Aug. 27 (Bloomberg) -- China Everbright Bank Co. became the latest company to scrap a first-time share sale in Hong Kong, where listings are on track for the worst year in almost a decade.
Everbright Bank will delay the offering because of “continuous sluggish capital markets and relatively low valuations of banking shares,” it said in a statement to Shanghai’s stock exchange late yesterday. The sale could have raised about $1.7 billion, based on the price of Everbright Bank shares traded in Shanghai.
Everbright Bank had already cut the proposed size of the share sale from $6 billion last year. The lender joins companies including London-based diamond retailer Graff Diamonds Corp. and Chinese machinery maker Sany Heavy Industry Co. in shelving at least $4.8 billion of offerings in Hong Kong this year, data compiled by Bloomberg show.
The Beijing-based lender will restart listing preparations when there is a “relatively good window,” according to the filing.
As Europe’s debt crisis and concerns about China’s economic slowdown roiled stock markets, companies have raised just $5.7 billion in first-time offerings in the city this year, down from $14.3 billion in the same period of 2011. Companies raised $1.9 billion going public in Hong Kong in the first nine months of 2003, data compiled by Bloomberg show.
The figures include offerings by companies already listed elsewhere.
Chinese banks trade at close to record-low valuations in Hong Kong amid expectations that borrowers will have trouble repaying debt as the nation’s economy slows. China is also loosening controls on how much banks can charge borrowers, allowing them to lower interest rates to take market share, potentially hurting profit from lending.

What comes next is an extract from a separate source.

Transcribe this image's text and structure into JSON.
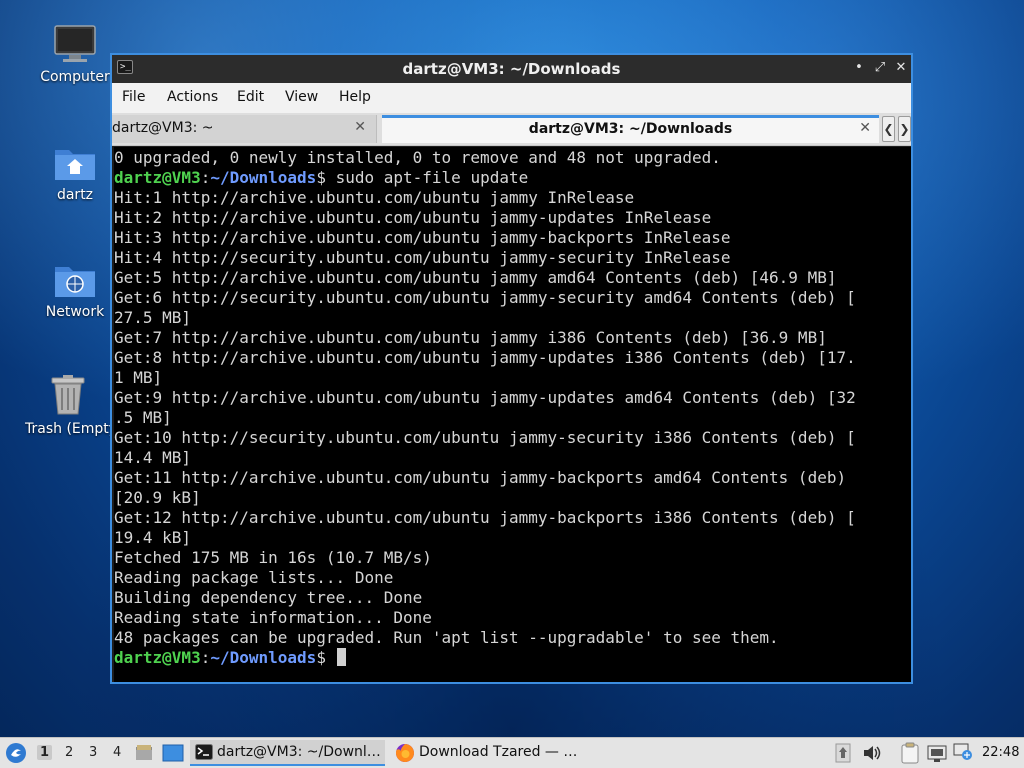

First-half earnings at Chinese banks will mark their “last solid results with a bumpy road ahead,” Deutsche Bank AG analysts wrote in a July research note. The analysts expect the nation’s 16 publicly traded lenders to post net income growth of 16 percent for the first six months, followed by a 1.5 percent drop in the second half of the year.
Everbright Bank last week reported a 40 percent gain in first-half profit, to 12.9 billion yuan ($2 billion). The lender’s core capital adequacy ratio, a key measure of financial strength, rose to 8.05 percent as of June 30 from 7.89 percent at the start of the year. The ratio is still lower than the 8.5 percent minimum requirement imposed under new capital rules to be phased in next year.
Sany Heavy Industry Co., China’s biggest machinery maker, scrapped a $2 billion share sale in Hong Kong last month, while Graff Diamonds Corp., based in London, canceled a $1 billion initial offering in May.
Bank of Communications Co., the nation’s fifth-largest, yesterday raised $8.9 billion by selling 6.5 billion shares in Shanghai and 5.8 billion shares in Hong Kong through a private placement. China Merchants Bank Co. last month extended by another year its plan to raise as much as 35 billion yuan through a rights offering.
China’s central bank in June began to allow banks to charge less for loans as it liberalizes rules on how they set interest rates. After widening the discount on borrowing costs to 20 percent below the benchmark rate that month, it increased the gap to 30 percent in July.